The Guardian reported that the postponement was the subject of internet speculation on at least 112 different websites, which featured conspiracy theories that Channel 4 had given into pressure from the Home Office, or that the programme had been pulled by the then chief executive of Channel 4, Michael Grade, owing to the negative effect it might have had on the channel's upcoming campaign against privatisation. In January 1997, it was announced that the series would be broadcast, and would begin airing later in the month. After airing, the programme attracted complaints from MPs David Amess and Sir Graham Bright concerning their appearances on the show involving 'cake', which were upheld by the Independent Television Commission. The commission also went "out of its way" to praise the series as "amusing and innovative".

While the ITC's television code included a provision that "contributors must be made aware of the format and purpose of programmes", the response to the complaints clarified that "The Commission had no criticism of the overall programme concept. It acknowledged that risks were attached to making innovative programmes and felt that Channel 4 should not be discouraged for that reason from seeking to make such programmes. It proposed to take no further action against Channel 4."

=== Michael Grade ===

Michael Grade, then chief executive of Channel 4, repeatedly intervened to demand edits to episodes of Brass Eye. The final episode included a single-frame subliminal message reading "Grade is a cunt".

=== "Paedogeddon!" ===

Around 3,000 complaints were received concerning "Paedogeddon!", making it reportedly the most objected-to episode in British television history at the time, and politicians spoke out against Morris. Minister for Child Protection Beverley Hughes described the show as "unspeakably sick" based on clips of the episode. Home Secretary David Blunkett was described by a spokesman as "dismayed", although he may have been relying on a description of the episode. Tessa Jowell, after watching, asked the Independent Television Commission to change its procedures so it could rule more swiftly on similar programmes.

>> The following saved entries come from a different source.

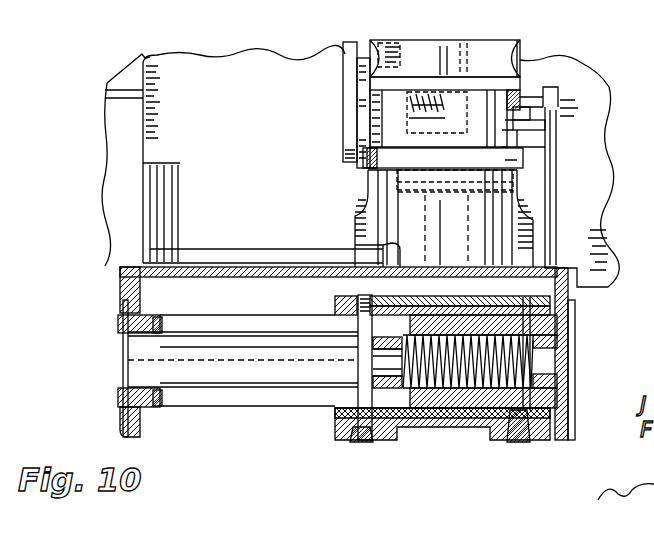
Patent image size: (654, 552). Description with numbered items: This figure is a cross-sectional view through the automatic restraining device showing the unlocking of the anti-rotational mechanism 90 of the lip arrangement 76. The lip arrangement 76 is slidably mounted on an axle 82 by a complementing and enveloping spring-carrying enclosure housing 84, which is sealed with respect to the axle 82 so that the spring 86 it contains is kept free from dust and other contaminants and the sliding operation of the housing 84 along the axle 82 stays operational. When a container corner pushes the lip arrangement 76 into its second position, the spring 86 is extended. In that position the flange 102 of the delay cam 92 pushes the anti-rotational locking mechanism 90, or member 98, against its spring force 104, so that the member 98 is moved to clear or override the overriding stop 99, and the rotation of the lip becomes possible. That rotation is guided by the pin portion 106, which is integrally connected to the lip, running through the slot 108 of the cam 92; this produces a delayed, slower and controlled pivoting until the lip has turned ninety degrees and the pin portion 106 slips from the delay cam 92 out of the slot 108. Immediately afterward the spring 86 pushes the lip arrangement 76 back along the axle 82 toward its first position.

The lip arrangement 76 is at (362, 203).
The axle 82 is at (227, 372).
The spring-carrying enclosure housing 84 is at (470, 440).
The spring 86 is at (528, 374).
The anti-rotational mechanism 90 is at (402, 94).
The delay cam 92 is at (557, 97).
The member 98 is at (343, 128).
The overriding stop 99 is at (362, 168).
The flange 102 is at (517, 137).
The spring force 104 is at (438, 90).
The pin portion 106 is at (529, 105).
The slot 108 is at (541, 95).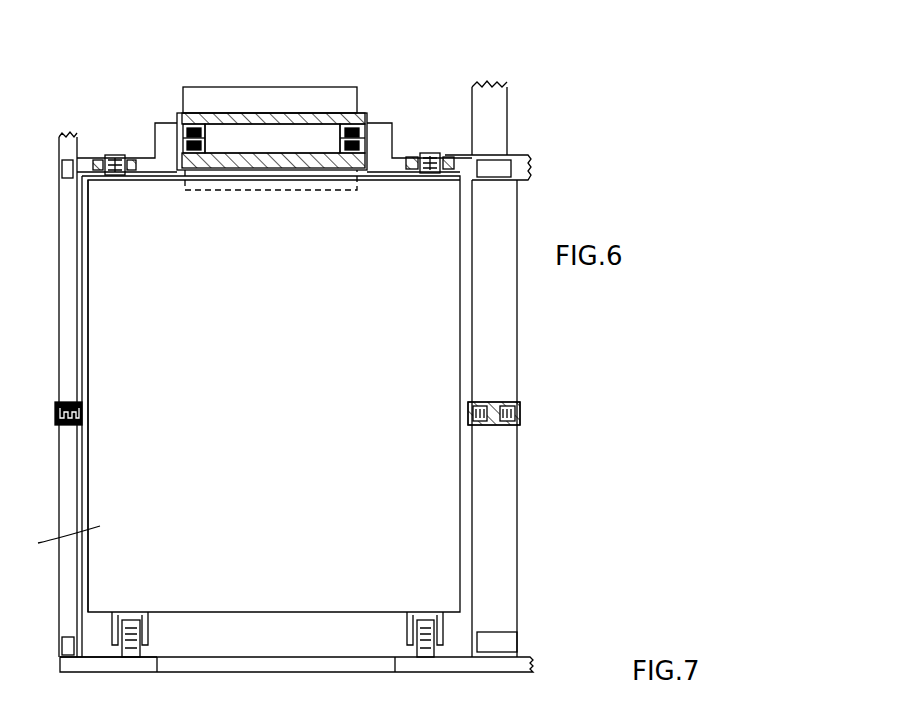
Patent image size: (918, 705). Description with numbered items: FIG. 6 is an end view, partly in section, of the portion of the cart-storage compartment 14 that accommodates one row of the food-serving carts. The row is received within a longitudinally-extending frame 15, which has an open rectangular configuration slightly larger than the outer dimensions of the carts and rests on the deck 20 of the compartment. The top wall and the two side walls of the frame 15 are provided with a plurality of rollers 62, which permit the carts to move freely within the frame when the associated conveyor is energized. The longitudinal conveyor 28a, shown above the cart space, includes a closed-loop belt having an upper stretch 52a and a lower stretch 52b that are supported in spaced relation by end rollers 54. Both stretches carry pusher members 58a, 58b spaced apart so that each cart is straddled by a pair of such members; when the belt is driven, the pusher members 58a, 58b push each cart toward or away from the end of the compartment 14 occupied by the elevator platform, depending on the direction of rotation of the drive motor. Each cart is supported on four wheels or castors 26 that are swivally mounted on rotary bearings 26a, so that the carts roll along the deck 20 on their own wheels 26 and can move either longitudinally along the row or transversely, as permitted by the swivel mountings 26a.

The cart-storage compartment 14 is at (352, 665).
The frame 15 is at (60, 284).
The deck 20 is at (262, 666).
The wheels or castors 26 is at (142, 640).
The rotary bearings 26a is at (138, 612).
The longitudinal conveyor 28a is at (269, 150).
The upper stretch 52a is at (248, 120).
The lower stretch 52b is at (272, 162).
The end rollers 54 is at (182, 122).
The pusher member 58a is at (290, 98).
The pusher member 58b is at (335, 192).
The rollers 62 is at (112, 156).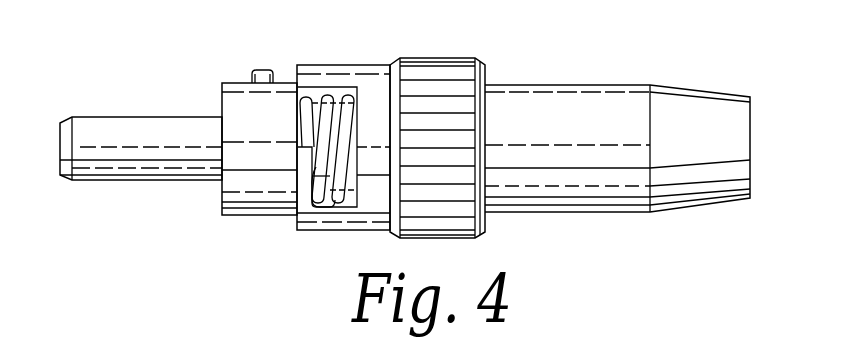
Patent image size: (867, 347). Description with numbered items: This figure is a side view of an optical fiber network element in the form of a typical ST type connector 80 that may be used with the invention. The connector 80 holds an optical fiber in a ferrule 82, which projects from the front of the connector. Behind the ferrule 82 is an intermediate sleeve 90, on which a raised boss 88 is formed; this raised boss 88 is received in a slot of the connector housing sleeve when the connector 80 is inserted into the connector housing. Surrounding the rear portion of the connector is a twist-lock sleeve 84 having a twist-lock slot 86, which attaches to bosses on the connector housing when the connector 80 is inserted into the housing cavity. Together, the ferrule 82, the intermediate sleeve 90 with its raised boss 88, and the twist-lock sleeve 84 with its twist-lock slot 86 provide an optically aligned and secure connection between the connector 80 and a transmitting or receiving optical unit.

The ST type connector 80 is at (486, 56).
The ferrule 82 is at (115, 167).
The twist-lock sleeve 84 is at (377, 62).
The twist-lock slot 86 is at (328, 203).
The raised boss 88 is at (262, 64).
The intermediate sleeve 90 is at (262, 215).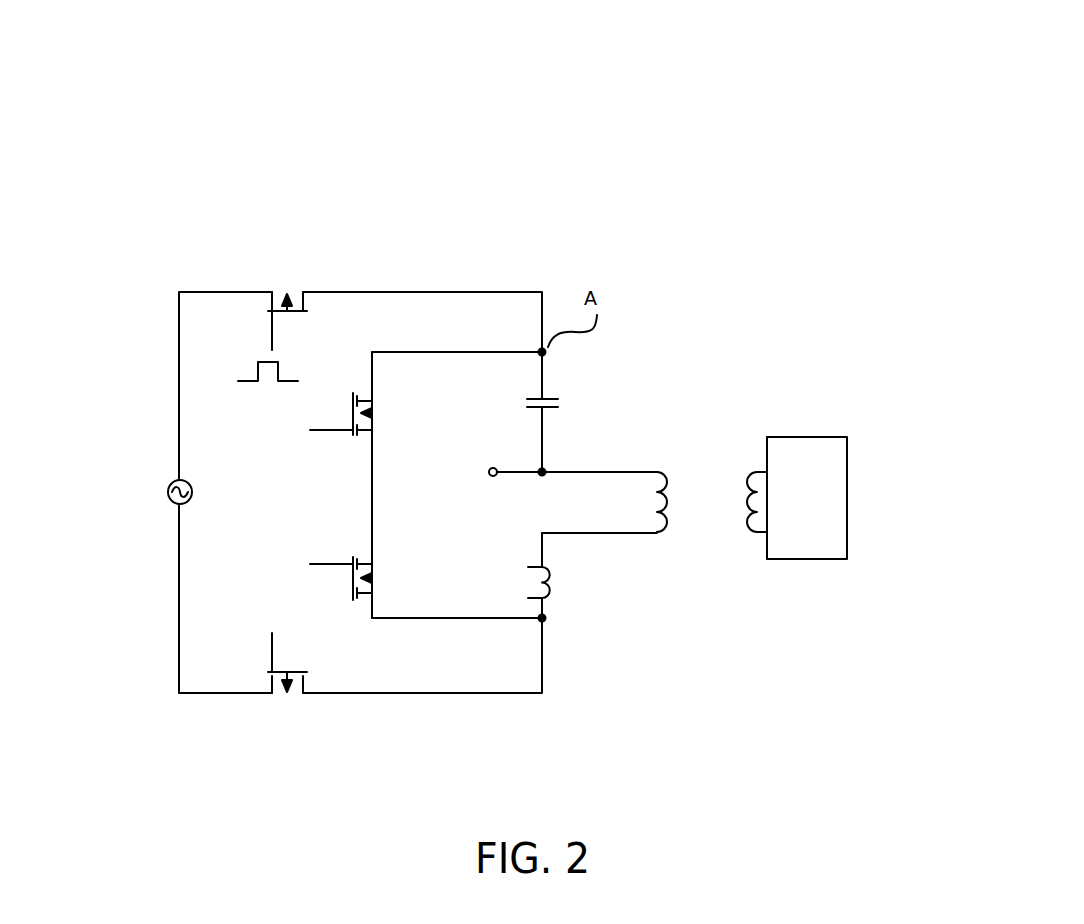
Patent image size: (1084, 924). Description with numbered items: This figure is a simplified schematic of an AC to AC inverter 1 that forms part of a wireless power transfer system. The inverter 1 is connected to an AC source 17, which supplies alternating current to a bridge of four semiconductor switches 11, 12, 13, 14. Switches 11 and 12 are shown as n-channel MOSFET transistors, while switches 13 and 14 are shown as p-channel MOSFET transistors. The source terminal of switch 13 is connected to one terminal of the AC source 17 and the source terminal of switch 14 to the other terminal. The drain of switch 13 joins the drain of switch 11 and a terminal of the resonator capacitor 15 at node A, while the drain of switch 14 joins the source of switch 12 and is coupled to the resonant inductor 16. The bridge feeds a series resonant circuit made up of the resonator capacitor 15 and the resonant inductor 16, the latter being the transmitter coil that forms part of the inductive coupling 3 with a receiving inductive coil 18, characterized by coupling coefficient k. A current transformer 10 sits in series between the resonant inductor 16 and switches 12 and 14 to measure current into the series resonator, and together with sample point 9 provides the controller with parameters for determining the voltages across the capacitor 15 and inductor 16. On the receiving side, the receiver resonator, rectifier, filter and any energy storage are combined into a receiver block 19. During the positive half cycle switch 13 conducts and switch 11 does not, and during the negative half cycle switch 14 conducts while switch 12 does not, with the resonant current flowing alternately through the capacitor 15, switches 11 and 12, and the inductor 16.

The inverter 1 is at (475, 90).
The inductive coupling 3 is at (703, 432).
The sample point 9 is at (493, 460).
The current transformer 10 is at (557, 602).
The switch 11 is at (353, 385).
The switch 12 is at (343, 580).
The switch 13 is at (263, 305).
The switch 14 is at (313, 680).
The resonator capacitor 15 is at (557, 387).
The resonant inductor 16 is at (663, 465).
The AC source 17 is at (168, 510).
The receiving inductive coil 18 is at (755, 465).
The receiver block 19 is at (820, 500).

There was a tabloid campaign against Morris, who refused to discuss the issue. The Daily Star decried Morris and the show. The Daily Mail ran a headline describing Brass Eye as "Unspeakably Sick", quoting Beverley Hughes. The Observer accused both papers of hypocrisy; it noted that the Star article was positioned adjacent to an article about the developing bust of 15-year-old singer Charlotte Church, and that the Mails coverage was preceded by "close-ups" of the "bikini princesses" Beatrice and Eugenie, who were 12 and 11 at the time.

Columnist for The Guardian Ros Coward wrote at the end of July 2001: "What's so dishonest about Channel 4's defence of Brass Eye as a satire of media forms is the implication that they (and the liberal left in general) have a better truth than the tabloids. They don't. ... [I]t suggests concern about sex abuse is exaggerated and that victims' shame and humiliation doesn't matter. That's why there were so many complaints."

== Home media ==
A DVD released in 2001 reinstated most of the material cut from the original. A few items were removed, most notably the subliminal messages directed at Michael Grade and an interview with Graham Bright MP in the "Drugs" episode. A disclaimer was added to the "Drugs" episode at the request of David Amess.